Under a power-sharing deal that ended the war in 1990, the central government is weak—when, that is, it has one. Parliamentary elections have been delayed since 2013 for lack of an election law; and politicians have been squabbling over a new president since April. But the country’s wily businesses have found ways of working around these and other obstacles such as corruption or electricity blackouts. Where the state fails to provide services entrepreneurs fill the gap: although only 30% of children attend state-run schools, the Lebanese are highly educated.
Christians, Sunni and Shia, who each make up roughly a third of the 4.4m population, have found a way of rubbing along despite their divisions at home and the turbulence around them. The Lebanese would be rich indeed if they had a pound every time their country had been described as “on the brink” of violent collapse. It has survived wars with Israel and meddling by Syria.

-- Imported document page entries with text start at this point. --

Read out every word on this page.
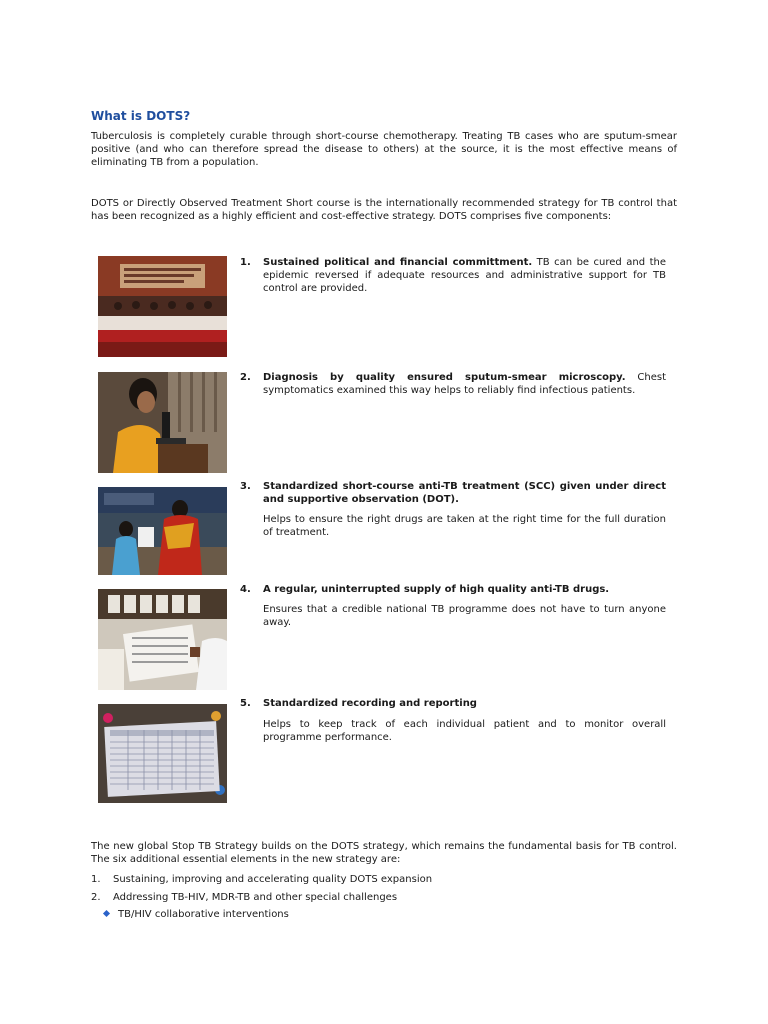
What is DOTS?

Tuberculosis is completely curable through short-course chemotherapy. Treating TB cases who are sputum-smear positive (and who can therefore spread the disease to others) at the source, it is the most effective means of eliminating TB from a population.

DOTS or Directly Observed Treatment Short course is the internationally recommended strategy for TB control that has been recognized as a highly efficient and cost-effective strategy. DOTS comprises five components:

1. Sustained political and financial committment. TB can be cured and the epidemic reversed if adequate resources and administrative support for TB control are provided.

2. Diagnosis by quality ensured sputum-smear microscopy. Chest symptomatics examined this way helps to reliably find infectious patients.

3. Standardized short-course anti-TB treatment (SCC) given under direct and supportive observation (DOT).

Helps to ensure the right drugs are taken at the right time for the full duration of treatment.

4. A regular, uninterrupted supply of high quality anti-TB drugs.

Ensures that a credible national TB programme does not have to turn anyone away.

5. Standardized recording and reporting

Helps to keep track of each individual patient and to monitor overall programme performance.

The new global Stop TB Strategy builds on the DOTS strategy, which remains the fundamental basis for TB control. The six additional essential elements in the new strategy are:

1. Sustaining, improving and accelerating quality DOTS expansion
2. Addressing TB-HIV, MDR-TB and other special challenges
TB/HIV collaborative interventions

Lebanon is, like other Arab states, a sectarian patchwork. Its Sunnis share the fury of their Syrian co-religionists against the regime of President Bashar Assad; and its Shia share the fears of the minorities that support Syria’s government. Yet Lebanon did not fall into the abyss when Hizbullah, the Shia party-cum-militia, entered the war to prop up Mr Assad. It survived when Syria’s mainly Sunni rebels used northern Lebanon as a transit route for their arms. It has kept going despite the influx of more than 1m Syrian refugees, now a fifth of the total population.
Yet the picture is far from rosy. Lebanon has taken years to get around to exploiting its offshore gas; Israel is already exporting gas from the same area. Wars with Israel, including some started by Hizbullah, seem to break out every few years. The newest destabilising factor is the jihadists who call themselves Islamic State (IS). They have grown increasingly assertive on the Syrian-Lebanese border. In August militants from IS and Jabhat al-Nusra, al-Qaeda’s affiliate in Syria, snatched two dozen Lebanese soldiers from Arsal, a border town. Their families have since set up roadblocks to protest against the government’s inability to rescue them; IS has beheaded at least two of the captives.
On October 4th-6th Hizbullah clashed on the border with Jabhat al-Nusra, which was fighting to carve out a supply route. Syrian refugees suffer a growing and ugly backlash from their resentful hosts. Some 45 municipalities have imposed curfews on refugees, reckons Human Rights Watch, a lobby.
Particularly in the impoverished, Sunni-dominated north, anger simmers now that the Lebanese army, traditionally a neutral institution, is seen to be fighting the same Sunni enemies as Hizbullah. There is “a highly toxic cocktail” in northern Lebanon, says Raphaël Lefèvre of Carnegie Centre, a think-tank.
Until recently, most Sunnis in Tripoli, the main city in the north, supported the army and, next door, cheered on Syria’s moderate fighters and Jabhat al-Nusra. But among the poor and devout, some men now express admiration for IS’s victories against the Syrian regime and the Shia in Iraq. The talk is of Sunnis taking on the Shia within Lebanon. The unspoken pact underpinning the country’s mostly genteel anarchy—that the sects would refrain from behaviour that might bring back the civil war—could yet be tested.